By analyzing existing cross correlation between North American Construction and Wilmington Capital Management, you can compare the effects of market volatilities on North American and Wilmington Capital and check how they will diversify away market risk if combined in the same portfolio for a given time horizon. You can also utilize pair trading strategies of matching a long position in North American with a short position of Wilmington Capital. Check out your portfolio center. Please also check ongoing floating volatility patterns of North American and Wilmington Capital.

Diversification Opportunities for North American and Wilmington Capital

-0.19
  Correlation Coefficient

Good diversification

The 3 months correlation between North and Wilmington is -0.19. Overlapping area represents the amount of risk that can be diversified away by holding North American Construction and Wilmington Capital Management in the same portfolio, assuming nothing else is changed. The correlation between historical prices or returns on Wilmington Capital and North American is a relative statistical measure of the degree to which these equity instruments tend to move together. The correlation coefficient measures the extent to which returns on North American Construction are associated (or correlated) with Wilmington Capital. Values of the correlation coefficient range from -1 to +1, where. The correlation of zero (0) is possible when the price movement of Wilmington Capital has no effect on the direction of North American i.e., North American and Wilmington Capital go up and down completely randomly.

Pair Corralation between North American and Wilmington Capital

Assuming the 90 days trading horizon North American Construction is expected to generate 1.14 times more return on investment than Wilmington Capital. However, North American is 1.14 times more volatile than Wilmington Capital Management. It trades about 0.06 of its potential returns per unit of risk. Wilmington Capital Management is currently generating about -0.05 per unit of risk. If you would invest  2,683  in North American Construction on September 28, 2024 and sell it today you would earn a total of  387.00  from holding North American Construction or generate 14.42% return on investment over 90 days.
Time Period3 Months [change]
DirectionMoves Against 
StrengthInsignificant
Accuracy100.0%
ValuesDaily Returns

North American Construction  vs.  Wilmington Capital Management

 Performance 
       Timeline  
North American Const 

Risk-Adjusted Performance

10 of 100

 
Weak
 
Strong
OK
Compared to the overall equity markets, risk-adjusted returns on investments in North American Construction are ranked lower than 10 (%) of all global equities and portfolios over the last 90 days. In spite of very unfluctuating basic indicators, North American displayed solid returns over the last few months and may actually be approaching a breakup point.
Wilmington Capital 

Risk-Adjusted Performance

0 of 100

 
Weak
 
Strong
Very Weak
Over the last 90 days Wilmington Capital Management has generated negative risk-adjusted returns adding no value to investors with long positions. In spite of latest unfluctuating performance, the Stock's basic indicators remain stable and the newest uproar on Wall Street may also be a sign of mid-term gains for the firm private investors.

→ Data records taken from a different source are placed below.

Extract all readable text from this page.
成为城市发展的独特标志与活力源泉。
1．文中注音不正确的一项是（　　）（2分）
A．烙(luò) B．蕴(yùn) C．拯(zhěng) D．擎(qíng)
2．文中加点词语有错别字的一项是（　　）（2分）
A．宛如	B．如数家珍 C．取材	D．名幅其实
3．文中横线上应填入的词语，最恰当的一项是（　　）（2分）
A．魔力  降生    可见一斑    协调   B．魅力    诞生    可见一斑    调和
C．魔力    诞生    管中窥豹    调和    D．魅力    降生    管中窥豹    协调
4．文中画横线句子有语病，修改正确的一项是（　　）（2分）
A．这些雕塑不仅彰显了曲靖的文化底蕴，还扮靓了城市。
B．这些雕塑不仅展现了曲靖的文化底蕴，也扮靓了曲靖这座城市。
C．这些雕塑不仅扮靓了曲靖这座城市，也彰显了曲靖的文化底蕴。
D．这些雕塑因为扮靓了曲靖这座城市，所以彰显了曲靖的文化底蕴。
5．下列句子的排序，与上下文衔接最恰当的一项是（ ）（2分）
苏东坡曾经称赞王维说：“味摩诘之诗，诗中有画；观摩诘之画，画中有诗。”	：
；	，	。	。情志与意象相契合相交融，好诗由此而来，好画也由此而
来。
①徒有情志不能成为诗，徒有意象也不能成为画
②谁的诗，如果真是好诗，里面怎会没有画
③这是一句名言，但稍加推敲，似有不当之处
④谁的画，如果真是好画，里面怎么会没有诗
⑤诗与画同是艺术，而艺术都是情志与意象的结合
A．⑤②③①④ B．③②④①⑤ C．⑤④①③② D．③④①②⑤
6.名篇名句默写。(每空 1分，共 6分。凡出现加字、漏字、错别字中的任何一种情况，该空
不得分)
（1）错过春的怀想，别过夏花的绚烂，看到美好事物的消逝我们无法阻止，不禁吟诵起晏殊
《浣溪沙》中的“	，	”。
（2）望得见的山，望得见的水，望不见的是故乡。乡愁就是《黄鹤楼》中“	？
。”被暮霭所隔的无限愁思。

North American and Wilmington Capital Volatility Contrast

   Predicted Return Density   
       Returns  

Pair Trading with North American and Wilmington Capital

The main advantage of trading using opposite North American and Wilmington Capital positions is that it hedges away some unsystematic risk. Because of two separate transactions, even if North American position performs unexpectedly, Wilmington Capital can make up some of the losses. Pair trading also minimizes risk from directional movements in the market. For example, if an entire industry or sector drops because of unexpected headlines, the short position in Wilmington Capital will offset losses from the drop in Wilmington Capital's long position.
The idea behind North American Construction and Wilmington Capital Management pairs trading is to make the combined position market-neutral, meaning the overall market's direction will not affect its win or loss (or potential downside or upside). This can be achieved by designing a pairs trade with two highly correlated stocks or equities that operate in a similar space or sector, making it possible to obtain profits through simple and relatively low-risk investment.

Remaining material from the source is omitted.